Priorities and guarantees
client.work()
and client.workIndividual
support specifying a priority for the work or work group. High priority works will be firstly assigned to the workers when they have available slots, however, without guarantees that they will be immediatelly assigned.
For having guarantees that high priority tasks will have available slots, you should play with the prioritySlots
and slots
options on the worker(s). The prioritySlots
option will allow us to define priority ranges and set a number of guaranteed slots for each range.
Example: Setting slots
number to 100 and prioritySlots
to {1:30,2:20}
will define the limit of 50 simultaneous works with priority >= 0 and < 1, 80 to works with priority >= 1 and < 2 and 100 to works with priority >= 2. This rules will guarantee that low priority works will never run out of certain limits, keeping space for high priority works.

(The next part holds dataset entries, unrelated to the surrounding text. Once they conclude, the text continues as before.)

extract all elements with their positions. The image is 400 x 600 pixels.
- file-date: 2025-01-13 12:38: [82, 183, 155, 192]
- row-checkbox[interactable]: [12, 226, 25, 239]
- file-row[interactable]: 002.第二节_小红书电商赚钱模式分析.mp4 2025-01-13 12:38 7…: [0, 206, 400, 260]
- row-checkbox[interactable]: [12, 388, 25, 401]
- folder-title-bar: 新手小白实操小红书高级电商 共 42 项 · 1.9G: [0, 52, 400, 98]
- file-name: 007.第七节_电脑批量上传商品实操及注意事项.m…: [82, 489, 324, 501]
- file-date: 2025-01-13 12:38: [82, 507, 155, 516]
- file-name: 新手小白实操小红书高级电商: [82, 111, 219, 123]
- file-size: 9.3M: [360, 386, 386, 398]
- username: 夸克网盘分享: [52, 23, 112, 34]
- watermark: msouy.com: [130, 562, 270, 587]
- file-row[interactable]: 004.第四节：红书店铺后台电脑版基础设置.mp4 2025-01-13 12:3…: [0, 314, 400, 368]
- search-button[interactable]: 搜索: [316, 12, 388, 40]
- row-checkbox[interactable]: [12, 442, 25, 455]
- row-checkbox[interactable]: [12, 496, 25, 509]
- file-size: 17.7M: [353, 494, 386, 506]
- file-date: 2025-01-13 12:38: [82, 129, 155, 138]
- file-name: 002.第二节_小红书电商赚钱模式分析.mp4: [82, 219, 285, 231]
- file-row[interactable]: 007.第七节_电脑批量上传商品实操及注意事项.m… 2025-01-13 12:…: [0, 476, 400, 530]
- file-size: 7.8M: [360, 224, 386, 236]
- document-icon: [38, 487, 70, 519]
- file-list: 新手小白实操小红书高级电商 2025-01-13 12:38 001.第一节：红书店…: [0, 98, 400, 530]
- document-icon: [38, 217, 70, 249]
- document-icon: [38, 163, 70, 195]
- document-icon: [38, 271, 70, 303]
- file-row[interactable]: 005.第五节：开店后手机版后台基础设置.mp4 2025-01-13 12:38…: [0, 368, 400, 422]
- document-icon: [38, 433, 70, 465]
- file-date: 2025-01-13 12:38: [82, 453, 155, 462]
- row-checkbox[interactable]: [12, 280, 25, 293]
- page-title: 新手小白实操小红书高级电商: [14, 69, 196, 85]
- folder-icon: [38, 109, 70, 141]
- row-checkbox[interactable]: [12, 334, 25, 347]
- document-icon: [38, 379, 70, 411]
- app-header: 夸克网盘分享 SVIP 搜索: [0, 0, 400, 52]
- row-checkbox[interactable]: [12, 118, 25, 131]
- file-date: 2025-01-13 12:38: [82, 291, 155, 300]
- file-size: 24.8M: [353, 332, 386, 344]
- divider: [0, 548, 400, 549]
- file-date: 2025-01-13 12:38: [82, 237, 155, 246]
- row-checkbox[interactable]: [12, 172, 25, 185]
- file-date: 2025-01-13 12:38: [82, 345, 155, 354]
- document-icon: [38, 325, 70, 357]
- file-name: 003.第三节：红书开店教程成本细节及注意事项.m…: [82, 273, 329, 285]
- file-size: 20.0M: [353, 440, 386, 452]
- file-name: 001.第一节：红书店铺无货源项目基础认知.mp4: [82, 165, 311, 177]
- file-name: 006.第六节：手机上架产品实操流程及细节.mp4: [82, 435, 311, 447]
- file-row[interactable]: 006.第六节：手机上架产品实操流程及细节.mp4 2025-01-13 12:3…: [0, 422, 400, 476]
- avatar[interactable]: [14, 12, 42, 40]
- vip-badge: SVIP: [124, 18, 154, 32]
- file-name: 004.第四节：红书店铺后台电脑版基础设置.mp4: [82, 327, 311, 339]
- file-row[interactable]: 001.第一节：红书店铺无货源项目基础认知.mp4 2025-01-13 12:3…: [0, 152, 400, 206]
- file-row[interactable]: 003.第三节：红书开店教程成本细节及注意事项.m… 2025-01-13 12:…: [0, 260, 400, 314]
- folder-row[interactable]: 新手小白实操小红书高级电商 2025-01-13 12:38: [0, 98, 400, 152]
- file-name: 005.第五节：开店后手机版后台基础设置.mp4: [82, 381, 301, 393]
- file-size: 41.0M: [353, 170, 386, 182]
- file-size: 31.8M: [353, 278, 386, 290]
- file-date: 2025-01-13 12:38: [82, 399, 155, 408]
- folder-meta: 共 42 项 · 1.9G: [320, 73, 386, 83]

But, if you were paying attention, you could notice that high priority tasks can still take all the system slots, even stealing the "guaranteed" slots of lower priority ranges. Using the case of last example, you can't be sure that works with priority of 2 will not take the "guaranteed" space for works with priority >= 1 and < 2.
For keeping this guarantees, you should set the manager option SACRED_GUARANTEES
to true. This will make sure that if higher priority works will start going out of their guaranteed space, they will only steal slots from the lowest priority range (usually the range >= 0), saving the other guarantees. Again, using the example, but now setting manager SACRED_GUARANTEES
to true, we will be defining the limit of 50 to works with priority >= 0 and < 1, 80 to works with priority >= 1 and < 2 and 70 to works with priority >= 2.
System messages
Clients and workers support sending system messages to the manager and to all other clients and workers by using systemMessage(msg[,opts,callBack])

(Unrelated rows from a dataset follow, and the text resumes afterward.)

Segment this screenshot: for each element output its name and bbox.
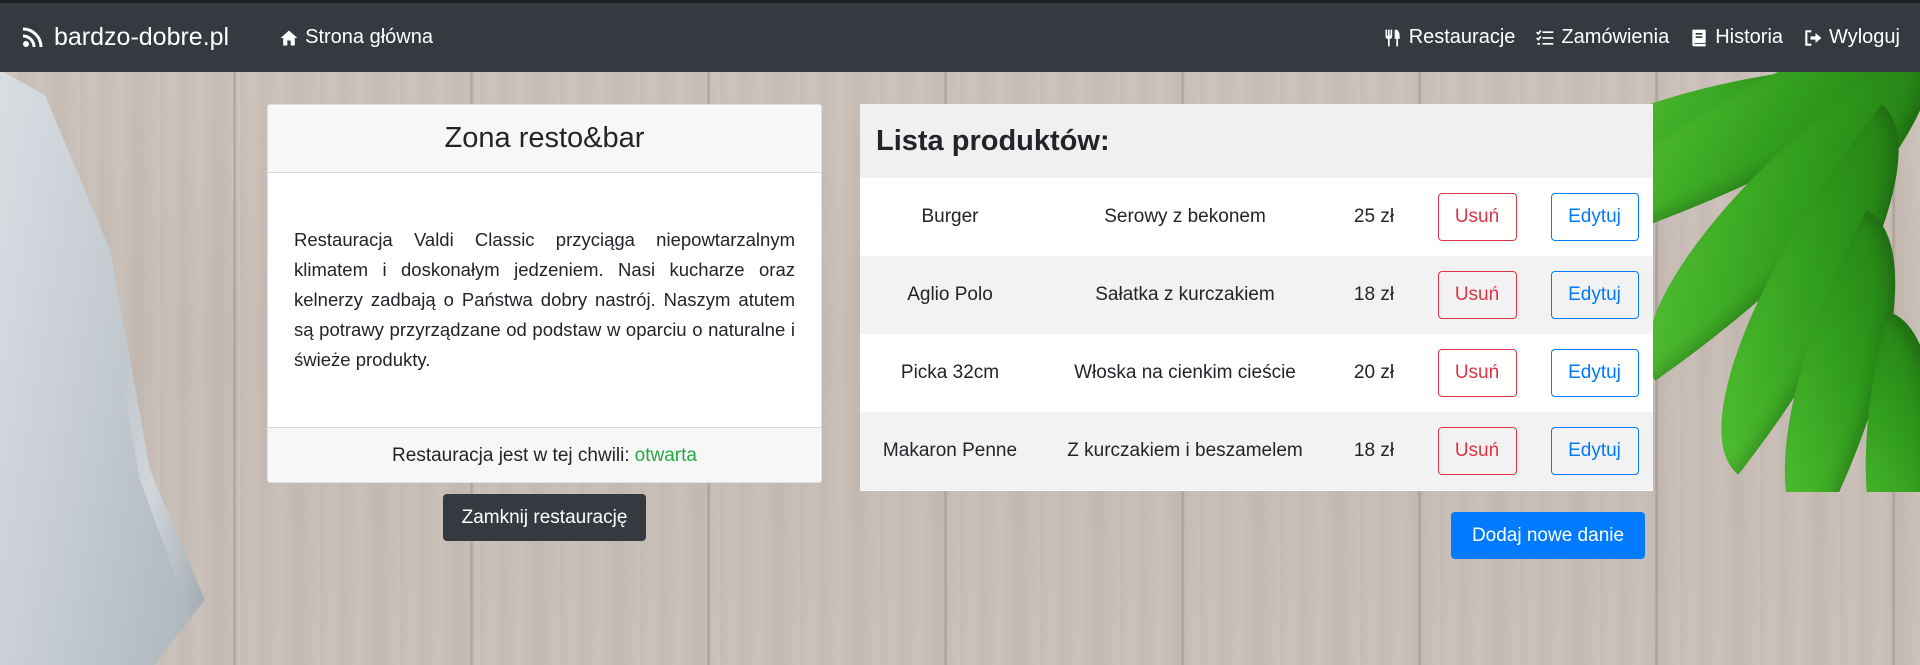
brand-logo-icon: [22, 27, 43, 47]
nav-zamowienia[interactable]: Zamówienia: [1535, 26, 1669, 49]
product-name: Aglio Polo: [907, 284, 993, 305]
product-name: Burger: [921, 206, 979, 227]
book-icon: [1692, 29, 1706, 46]
nav-historia-label: Historia: [1715, 26, 1784, 48]
add-dish-button[interactable]: Dodaj nowe danie: [1451, 512, 1645, 559]
product-description: Sałatka z kurczakiem: [1095, 284, 1275, 305]
restaurant-description: Restauracja Valdi Classic przyciąga niep…: [294, 229, 795, 370]
product-row: Burger Serowy z bekonem 25 zł Usuń Edytu…: [860, 178, 1653, 256]
product-row: Aglio Polo Sałatka z kurczakiem 18 zł Us…: [860, 256, 1653, 334]
product-price: 18 zł: [1353, 440, 1395, 461]
top-navbar: bardzo-dobre.pl Strona główna Restauracj…: [0, 0, 1920, 72]
nav-home[interactable]: Strona główna: [279, 26, 433, 49]
nav-restauracje[interactable]: Restauracje: [1383, 26, 1516, 49]
restaurant-body: Restauracja Valdi Classic przyciąga niep…: [268, 173, 821, 427]
nav-historia[interactable]: Historia: [1689, 26, 1783, 49]
delete-button[interactable]: Usuń: [1437, 349, 1517, 397]
close-restaurant-button[interactable]: Zamknij restaurację: [443, 494, 646, 541]
tasks-icon: [1536, 29, 1554, 45]
nav-zamowienia-label: Zamówienia: [1561, 26, 1670, 48]
product-description: Włoska na cienkim cieście: [1074, 362, 1296, 383]
restaurant-card: Zona resto&bar Restauracja Valdi Classic…: [267, 104, 822, 483]
product-row: Picka 32cm Włoska na cienkim cieście 20 …: [860, 334, 1653, 412]
product-description: Z kurczakiem i beszamelem: [1067, 440, 1303, 461]
brand-link[interactable]: bardzo-dobre.pl: [20, 23, 229, 52]
nav-home-label: Strona główna: [305, 26, 433, 48]
sign-out-icon: [1805, 29, 1822, 46]
restaurant-title: Zona resto&bar: [268, 105, 821, 173]
delete-button[interactable]: Usuń: [1437, 427, 1517, 475]
product-name: Makaron Penne: [882, 440, 1018, 461]
product-price: 18 zł: [1353, 284, 1395, 305]
product-row: Makaron Penne Z kurczakiem i beszamelem …: [860, 412, 1653, 490]
product-description: Serowy z bekonem: [1104, 206, 1266, 227]
status-value: otwarta: [634, 445, 697, 466]
edit-button[interactable]: Edytuj: [1550, 427, 1639, 475]
nav-wyloguj[interactable]: Wyloguj: [1803, 26, 1900, 49]
product-price: 20 zł: [1353, 362, 1395, 383]
products-title: Lista produktów:: [860, 104, 1653, 178]
status-label: Restauracja jest w tej chwili:: [392, 445, 630, 466]
nav-right-group: Restauracje Zamówienia Historia Wyloguj: [1363, 26, 1900, 49]
product-price: 25 zł: [1353, 206, 1395, 227]
products-card: Lista produktów: Burger Serowy z bekonem…: [860, 104, 1653, 491]
nav-wyloguj-label: Wyloguj: [1829, 26, 1900, 48]
product-name: Picka 32cm: [900, 362, 1000, 383]
delete-button[interactable]: Usuń: [1437, 193, 1517, 241]
brand-name: bardzo-dobre.pl: [54, 23, 230, 51]
edit-button[interactable]: Edytuj: [1550, 271, 1639, 319]
utensils-icon: [1385, 29, 1400, 46]
edit-button[interactable]: Edytuj: [1550, 193, 1639, 241]
nav-restauracje-label: Restauracje: [1408, 26, 1516, 48]
restaurant-status: Restauracja jest w tej chwili: otwarta: [268, 427, 821, 482]
delete-button[interactable]: Usuń: [1437, 271, 1517, 319]
edit-button[interactable]: Edytuj: [1550, 349, 1639, 397]
home-icon: [280, 30, 298, 45]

method. The supplied message will be sent and sysmsg
event will be fired on the manager and/or on all the clients/workers. The callBack
function will be called only when all the recipients get the message.
systemMessage()
supported options:
to
- The destination of the message. The supported destinations are: MANAGER
- for sending only to the manager process; null - for sending to everybody; an available client ID - for sending just to a specific client or worker.
Example (manager):
manager.on('sysmsg',function(msg){
console.log("System message: ",msg);
});
Example (worker):
worker.systemMessage({"do":"something"},{},function(){
console.log("Everybody got the message");
});
worker.on('sysmsg',function(msg){
console.log("System message: ",msg);
});
Example (client):
client.systemMessage({"do":"something"},function(){
console.log("Everybody got the message");
});
Multiprocessor
On the current state, the three components of proletariat are single threaded. However, you can launch how many worker processes as you wish, making better use of multiprocessor machines.
In the future, the manager process will naturally support running on multiple processes at the same time.